LVI. LA CROIX
ET LE PRESSOIR (1)
Comme
je songeais à cette parole ou à cette pensée de Jésus sur la croix : Je suis
pressé comme le vin qui a été mis ici sous le pressoir pour la première fois,
je dois rendre tout mon sang jusqu'à ce que l'eau vienne, mais on ne fera plus
de vin ici ; cela me fut expliqué par une autre vision relative au Calvaire.
Je
vis à une époque postérieure au déluge cette contrée pierreuse moins sauvage et
moins stérile qu'elle ne le fut depuis. Il y avait des vignobles et des
prairies. Je vis ici et vers le couchant le patriarche Japhet, un grand
vieillard au teint brun, entouré de troupeaux immenses et d'une nombreuse
postérité ; ses enfants et lui avaient des demeures creusées dans la terre et
couvertes de toits de gazon où croissaient des herbes et des fleurs. Tout
autour étaient des vignes, et l'on essayait sur le Calvaire, en présence de
Japhet, une nouvelle manière de faire le vin.
Je vis
aussi las anciennes méthodes pour préparer le vin et en général beaucoup de
choses qui se rapportaient au vin ; je ne me souviens que de ce qui suit
D'abord on se contentait de manger le raisin ; ensuite on le pressa avec des
pilons dans des pierres creusées, puis, dans de grandes rigoles de bois. Cette
fois on avait imaginé un nouveau pressoir qui ressemblait à la sainte croix :
c'était un trône d'arbre creusé et élevé verticalement ; un sac plein de raisin
était suspendu en haut ; sur ce sac appuyait un pilon au-dessus duquel était un
poids, et des deux côtés du tronc étaient des bras aboutissant au sac par des
ouvertures disposées à cet effet, et qui écrasaient le raisin lorsqu'on las
faisait mouvoir en abaissant les extrémités.

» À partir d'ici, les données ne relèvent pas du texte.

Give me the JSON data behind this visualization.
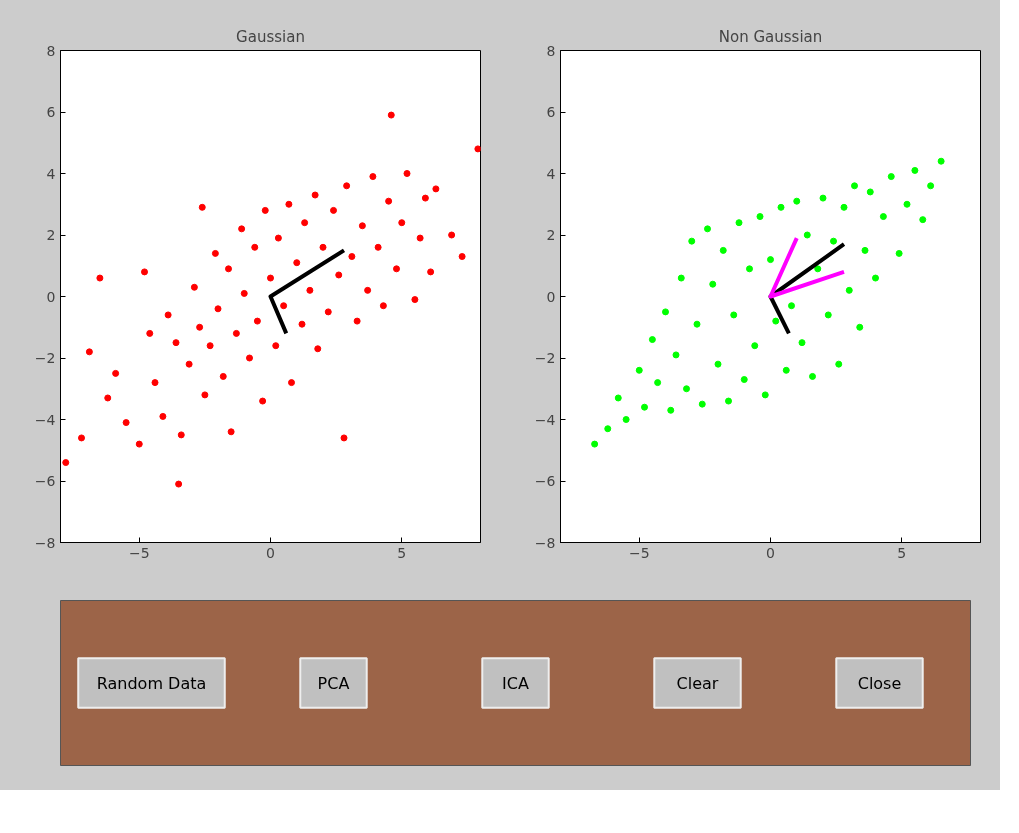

Le jus coulait hors de l'arbre par cinq ouvertures, et tombait dans une
cuve de pierre ; de là, il arrivait par un conduit d'écorce enduit de résine à
cette espèce de citerne creusée dans le roc où Jésus fut enfermé avant d'être
crucifié. C'était à cette époque une citerne très propre. Je vis le conduit
entièrement couvert de gazon et de pierres pour le Garantir. Au pied du
pressoir, dans la cuve de pierre, se trouvait une sorte de tamis pour arrêter
le marc qu'on mettait de côté. Lorsqu'ils eurent dressé leur pressoir, ils
remplirent le car de raisins, le clouèrent au haut du tronc, y placèrent le
pilon, et firent jouer les bras placés des deux cotés pour faire couler le vin.
Je vis aussi auprès du pilon un homme qui appuyait sur le sac pour que les
raisins qu'il contenait n'en sortissent pas par en haut. Tout cela me rappela
vivement le crucifiement à cause de la ressemblance de ce pressoir avec la
croix. Ils avaient un long roseau avec un bout où se trouvaient des pointes, ce
qui le rendait semblable à une grosse tête de chardon, et ils le faisaient
passer à travers le conduit et à travers le tronc d'arbre quand quelque partie
s'obstruait. Cela me rappela la lance et l'éponge. Il y avait des outres et des
vases d'écorce enduits de résine. Je vis plusieurs jeunes gens, ayant
seulement, comme Jésus, un linge autour des reins, travailler à ça pressoir.
Japhet était fort vieux : il avait une longue barbe et un vêtement de peaux de
bêtes ; il regardait avec joie le nouveau pressoir. C'était une fête, et on
sacrifia sur un autel de pierre des animaux qui couraient dans la vigne, de
jeunes ânes, des chèvres et des brebis. Ce ne fut pas en ce lieu qu'Abraham
vint sacrifier Isaac : ce fut peut-être sur la montagne de Moriah. J'ai oublié
beaucoup d'instructions relatives au vin, au vinaigre, au marc, aux différentes
distributions à droite et à gauche : je le regrette, car les moindres choses en
cette matière ont une profonde signification symbolique. Si Dieu veut que je
les fasse connaître, il me les montrera de nouveau.
(1) un des anciens vitraux
de l'église de Saint Etienne du Mont, à Paris, représente Jésus-Christ étendu
sur un pressoir et entouré de tout ce qui sert à faire le vin. Son sang coule
des cinq plates dans des cuves et des outres. Tout autour sont des évêques, des
prêtres et des fidèles qui s'empressent de le recueillir.